This week we’re going to analyze hotel reviews and understand what they’re addressing (in a summarized fashion!) using Topic Modeling.
Are reviews very different textually depending on their rating? What aspects of the guests’ experiences are uncovered in the reviews?
Here is the challenge. Let’s use this thread to post our solutions to it, which should be uploaded to your public KNIME Hub spaces with tag JKISeason2-20.
Need help with tags? To add tag JKISeason2-20 to your workflow, go to the description panel in KNIME Analytics Platform, click the pencil to edit it, and you will see the option for adding tags right there. Let us know if you have any problems!
I also created the component that allows to see what are the key words per topic and estimate the connections between topics and the rating. In my case I can see that topic_3 is usually connected to the lower rating texts, while topic_4 is mostly connected to higher rank texts.
I also made some investigation to see if rating values can be anyhow helpful. To do this I used Spacy Vectorizer for the original texts, then I used both PCA and t-SNE to reduce the dimensionality and this is what I have got:
I also searched for the k value
There is also an interesting thing, in the [2,10] interval, the evaluation score is monotonically decreasing. This means that from a numerical perspective, k=2 is the best.
This solution may not be perfect because there are too many “* _1” terms in the category “topic_1”, which is a duplicate of the terms in “topic_0”, making it impossible to distinguish between the two types.
I think the solution is to add preprocessing and delete the same ‘tokens’ to increase the difference between the two. But it timed out, haha.
I’ve learned @rfeigel’swork flow and tried implementing N-grams creator to analyze continuous two words. I also tried using Elbow method to find the optimal number of topics, referring to the following.

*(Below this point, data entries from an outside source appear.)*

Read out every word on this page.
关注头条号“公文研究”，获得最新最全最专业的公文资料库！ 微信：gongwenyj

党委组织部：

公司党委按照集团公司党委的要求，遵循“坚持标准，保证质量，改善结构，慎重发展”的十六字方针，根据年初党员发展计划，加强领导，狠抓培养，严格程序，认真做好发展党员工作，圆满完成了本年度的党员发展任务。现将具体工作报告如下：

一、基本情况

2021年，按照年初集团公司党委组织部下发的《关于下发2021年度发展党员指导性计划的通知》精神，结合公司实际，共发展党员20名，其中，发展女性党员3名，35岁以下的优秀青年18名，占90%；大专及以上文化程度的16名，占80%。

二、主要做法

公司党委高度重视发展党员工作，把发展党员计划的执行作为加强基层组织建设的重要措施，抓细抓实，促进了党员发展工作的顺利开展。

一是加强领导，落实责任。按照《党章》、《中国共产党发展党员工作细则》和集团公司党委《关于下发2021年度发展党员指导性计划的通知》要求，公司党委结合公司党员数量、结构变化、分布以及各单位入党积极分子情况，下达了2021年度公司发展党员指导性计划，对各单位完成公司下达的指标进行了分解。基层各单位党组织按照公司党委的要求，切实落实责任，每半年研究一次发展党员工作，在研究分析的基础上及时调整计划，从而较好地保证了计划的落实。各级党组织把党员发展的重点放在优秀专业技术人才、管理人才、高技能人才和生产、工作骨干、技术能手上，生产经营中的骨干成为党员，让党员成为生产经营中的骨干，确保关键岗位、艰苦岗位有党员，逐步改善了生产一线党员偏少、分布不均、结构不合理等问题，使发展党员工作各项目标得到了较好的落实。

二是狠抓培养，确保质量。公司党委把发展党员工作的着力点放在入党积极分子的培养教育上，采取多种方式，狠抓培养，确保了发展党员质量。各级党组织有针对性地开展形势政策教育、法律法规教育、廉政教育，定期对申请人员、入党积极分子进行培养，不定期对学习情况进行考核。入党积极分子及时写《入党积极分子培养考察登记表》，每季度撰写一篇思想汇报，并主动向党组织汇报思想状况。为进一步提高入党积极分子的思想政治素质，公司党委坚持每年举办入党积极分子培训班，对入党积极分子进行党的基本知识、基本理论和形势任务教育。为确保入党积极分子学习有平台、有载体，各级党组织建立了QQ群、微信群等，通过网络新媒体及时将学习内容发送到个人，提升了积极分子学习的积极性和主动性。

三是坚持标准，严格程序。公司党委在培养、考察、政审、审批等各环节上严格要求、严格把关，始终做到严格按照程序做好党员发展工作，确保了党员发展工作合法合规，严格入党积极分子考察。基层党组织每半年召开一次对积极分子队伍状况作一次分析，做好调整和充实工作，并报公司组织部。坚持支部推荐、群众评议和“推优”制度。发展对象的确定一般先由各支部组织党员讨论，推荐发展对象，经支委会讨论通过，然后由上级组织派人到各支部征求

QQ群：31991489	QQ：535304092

I don’t want to be late, and although I don’t fully have the workflow since I want to do an article in my weekly newsletter (today I think I’ll leave it uploaded) I want to give you a preview:
In this visualization, you can see:
Rating (median)
Topic
6 words with more weight in the topic
The name of the topic was done automatically with AI with the 6 words before
The colour of the visualization indicates the rating, red - bad. light green is good and green is super good.
% of each topic.
I hope to be able to upload the workflow and the article today.
As always on Tuesdays, here’s our solution to last week’s Just KNIME It! challenge
We used the perplexity metric to determine the number of topics for (1) good reviews, (2) bad and neutral reviews, and (3) the reviews as a whole. After that, we used tag clouds to visualize the key terms per topic – it seems like positive reviews have a very “water oriented” topic, whereas negative reviews seem to focus a bit more on hotel facilities.
Just wanted to let you know that I added some notes about the key concepts related to this challenge. You can find them here.
By the way, I noticed that the official component Topic Explorer View doesn’t work when the “No of topics” is set to 2. You can verify the error in this workflow.
WARN GroupBy 4:1803:0:1800:0:1452 Group column 'topic_2' not in spec.
WARN GroupBy 4:1803:0:1800:0:1452 No aggregation column defined
WARN GroupBy 4:1803:0:1800:0:1452 No aggregation column defined
WARN GroupBy 4:1803:0:1800:0:1452 Group column 'topic_2' not in spec.
I’m not sure if it’s related to my KNIME version (4.7).
There is also this issue in 5.1, and I made the necessary modifications myself. Just unbind the component, find the “groupby” node inside the component where the error occurred, and delete the “topic_2” . I handled it this way on a temporary basis.
This week I was inspired by this workflow on the hub to determine the best k value for the -Topic Extractor (Parallel LDA)- node. From looking at the Semantic Coherence and Perplexity, I also chose a k value of 2 topics to implement in the rest of the workflow.
I then created a -Tag Cloud- for the reviews overall:
Looking at the different tag clouds, “location” appears to be a commonly used term for the reviews with a mid to high rating, where as the term “night” seems to be popular in reviews with low ratings.